Setiap memasuki bulan Asyura, aroma hangat tajin sora mulai merebak di gang-gang kecil kawasan Situbondo. Tapi jangan harap kamu bisa menemukannya di warung makan atau pasar kuliner. Bubur kaya topping ini bukan sekadar makanan, melainkan bagian dari tradisi Situbondo yang sarat makna dan satu hal yang membuatnya istimewa, tajin sora tidak dijual. Ia hanya muncul sekali dalam setahun dan selalu hadir lewat tangan-tangan yang mengantar, bukan menjajakan.
Tradisi Madura yang Tumbuh di Tanah Tapal Kuda
![]() |
Gambar hasil dari Gemini |
Ter-ater tajin sora adalah bentuk tradisi Madura yang tumbuh kuat di kawasan tapal kuda, khususnya di Probolinggo dan Situbondo. Kata "ter-ater" sendiri dalam bahasa Madura berarti mengantarkan, namun lebih dalam maknanya memberi tanpa berharap kembali. Meski tetap ada kejadian perselisihan karena tetangga lupa (atau karena alasan khusus) melakukan timbal balik, ter-ater tajin sora, kepadanya. Di bulan Asyura, atau yang biasa disebut bulan Suro oleh masyarakat Madura, budaya ini hidup dalam wujud tajin sora, sepiring bubur beras hangat yang tampil memikat dengan aneka topping di atasnya.
Tajin sora biasanya berisi topping seperti ayam suwir, kacang goreng, telur dadar hias, tahu goreng, irisan cabai merah, dan kuah santan kekuningan yang disebut kella pathe. Kombinasi rempah dan rasa gurih dari santan membuatnya terasa istimewa. Tapi di balik kelezatannya, tajin sora menyimpan kisah gotong royong, semangat berbagi, dan eratnya hubungan sosial yang terus dijaga lewat piring-piring sederhana.
Tradisi ini dulu dilakukan dengan membawa piring beralas daun pisang menggunakan nampan enamel atau tampah bambu. Kini, meskipun sebagian sudah beralih ke food container plastik demi kepraktisan, semangatnya tak luntur, memberi dengan tulus tanpa pamrih.

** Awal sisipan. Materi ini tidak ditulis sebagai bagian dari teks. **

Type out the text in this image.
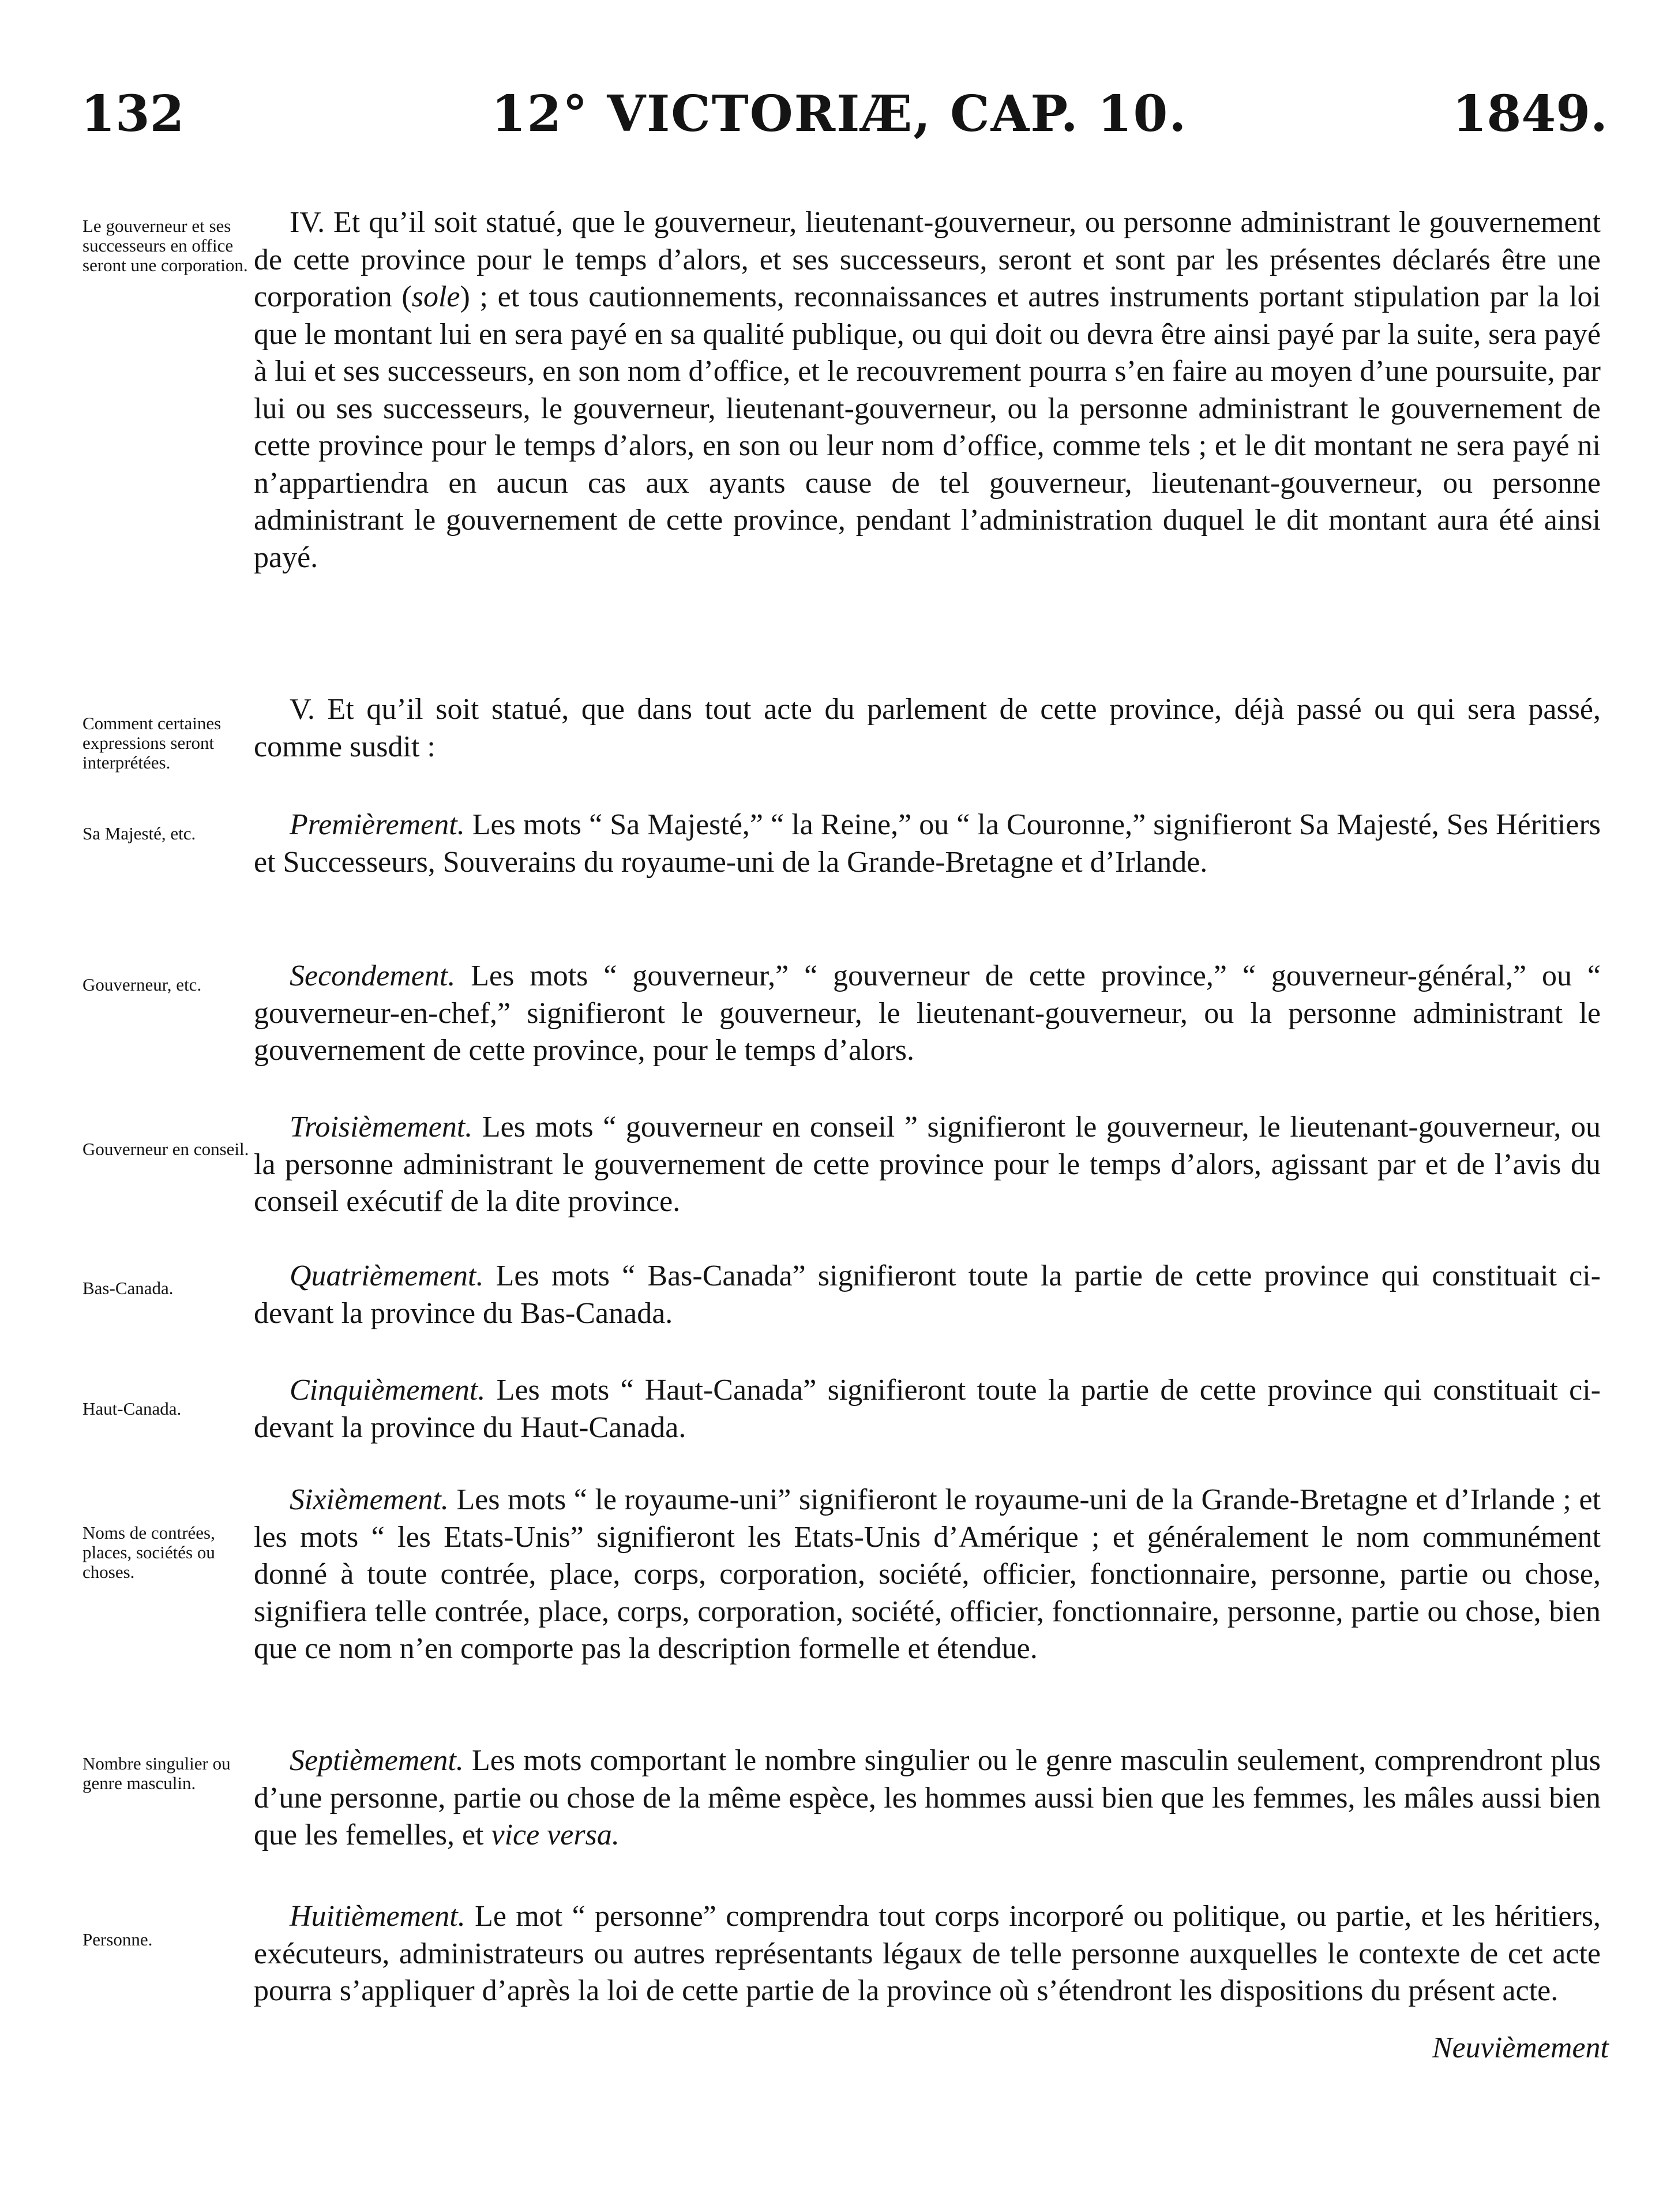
132	12° VICTORIÆ, CAP. 10.	1849.

Le gouverneur et ses successeurs en office seront une corporation.

Comment certaines expressions seront interprétées.

Sa Majesté, etc.

Gouverneur, etc.

Gouverneur en conseil.

Bas-Canada.

Haut-Canada.

Noms de contrées, places, sociétés ou choses.

Nombre singulier ou genre masculin.

Personne.

IV. Et qu’il soit statué, que le gouverneur, lieutenant-gouverneur, ou personne administrant le gouvernement de cette province pour le temps d’alors, et ses successeurs, seront et sont par les présentes déclarés être une corporation (sole) ; et tous cautionnements, reconnaissances et autres instruments portant stipulation par la loi que le montant lui en sera payé en sa qualité publique, ou qui doit ou devra être ainsi payé par la suite, sera payé à lui et ses successeurs, en son nom d’office, et le recouvrement pourra s’en faire au moyen d’une poursuite, par lui ou ses successeurs, le gouverneur, lieutenant-gouverneur, ou la personne administrant le gouvernement de cette province pour le temps d’alors, en son ou leur nom d’office, comme tels ; et le dit montant ne sera payé ni n’appartiendra en aucun cas aux ayants cause de tel gouverneur, lieutenant-gouverneur, ou personne administrant le gouvernement de cette province, pendant l’administration duquel le dit montant aura été ainsi payé.

V. Et qu’il soit statué, que dans tout acte du parlement de cette province, déjà passé ou qui sera passé, comme susdit :

Premièrement. Les mots “ Sa Majesté,” “ la Reine,” ou “ la Couronne,” signifieront Sa Majesté, Ses Héritiers et Successeurs, Souverains du royaume-uni de la Grande-Bretagne et d’Irlande.

Secondement. Les mots “ gouverneur,” “ gouverneur de cette province,” “ gouverneur-général,” ou “ gouverneur-en-chef,” signifieront le gouverneur, le lieutenant-gouverneur, ou la personne administrant le gouvernement de cette province, pour le temps d’alors.

Troisièmement. Les mots “ gouverneur en conseil ” signifieront le gouverneur, le lieutenant-gouverneur, ou la personne administrant le gouvernement de cette province pour le temps d’alors, agissant par et de l’avis du conseil exécutif de la dite province.

Quatrièmement. Les mots “ Bas-Canada” signifieront toute la partie de cette province qui constituait ci-devant la province du Bas-Canada.

Cinquièmement. Les mots “ Haut-Canada” signifieront toute la partie de cette province qui constituait ci-devant la province du Haut-Canada.

Sixièmement. Les mots “ le royaume-uni” signifieront le royaume-uni de la Grande-Bretagne et d’Irlande ; et les mots “ les Etats-Unis” signifieront les Etats-Unis d’Amérique ; et généralement le nom communément donné à toute contrée, place, corps, corporation, société, officier, fonctionnaire, personne, partie ou chose, signifiera telle contrée, place, corps, corporation, société, officier, fonctionnaire, personne, partie ou chose, bien que ce nom n’en comporte pas la description formelle et étendue.

Septièmement. Les mots comportant le nombre singulier ou le genre masculin seulement, comprendront plus d’une personne, partie ou chose de la même espèce, les hommes aussi bien que les femmes, les mâles aussi bien que les femelles, et vice versa.

Huitièmement. Le mot “ personne” comprendra tout corps incorporé ou politique, ou partie, et les héritiers, exécuteurs, administrateurs ou autres représentants légaux de telle personne auxquelles le contexte de cet acte pourra s’appliquer d’après la loi de cette partie de la province où s’étendront les dispositions du présent acte.

Neuvièmement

Kuliner Situbondo yang Hidup Lewat Silaturahmi
![]() |
Tiap orang yang buat tajin sora, penampilannya akan berbeda dan rasanya pun agak berbeda. |
Tajin sora sudah menjadi bagian dari kuliner Situbondo yang tidak hanya memanjakan lidah, tapi juga menautkan hati. Ia bukan sekadar makanan yang dibuat, melainkan perayaan kecil di rumah-rumah. Ketika seseorang memasak tajin sora, itu artinya ia tengah menyiapkan kasih sayang untuk dibagikan ke tetangga dan saudara.
Menariknya, tidak ada aturan pasti dalam memberikaan topping pada tajin sora. Komposisinya menyesuaikan kemampuan masing-masing rumah. Kadang lengkap dengan lauk beragam, kadang hanya bubur, kuah santan, irisan wortel, irisan telur dadar, irisan cabai merah besar, dan sepotong kecil daging ayam. Justru di situ letak kehangatannya, semua orang bisa memberi, dengan cara dan kapasitas masing-masing.
Dalam budaya Situbondo, tajin sora tidak dibuat untuk diperjualbelikan. Selama bulan Asyura, bubur ini beredar dari rumah ke rumah, dibawa dengan senyum dan salam. Ia hidup dalam sistem sosial yang tidak bisa digantikan oleh transaksi uang. Tradisi Situbondo ini mengingatkan kita bahwa kuliner bisa menjadi ruang spiritual dan sosial sekaligus.
Kenangan yang Dihidangkan, Bukan Dijual
Dalam arus zaman yang serba komersial, tajin sora tetap bertahan sebagai pengecualian yang menyejukkan. Di saat banyak tradisi kuliner dilirik sebagai peluang bisnis, masyarakat Situbondo dan tapal kuda masih menjaganya sebagai warisan yang sakral. Tajin sora tidak pernah dipatok harga, tidak pernah dipajang untuk dibeli. Ia datang sebagai wujud cinta, bukan komoditas.
Lalu, apakah ini akan terus seperti ini? Tidak terbersitkah keinginan untuk mengemasnya sebagai potensi bisnis kuliner? Mungkin ada. Tapi selama semangat ter-ater masih kuat, selama bulan Asyura masih dirayakan dengan ketulusan, tajin sora akan tetap hidup dalam bentuknya yang paling murni, sebagai makanan yang hanya hadir untuk dibagikan.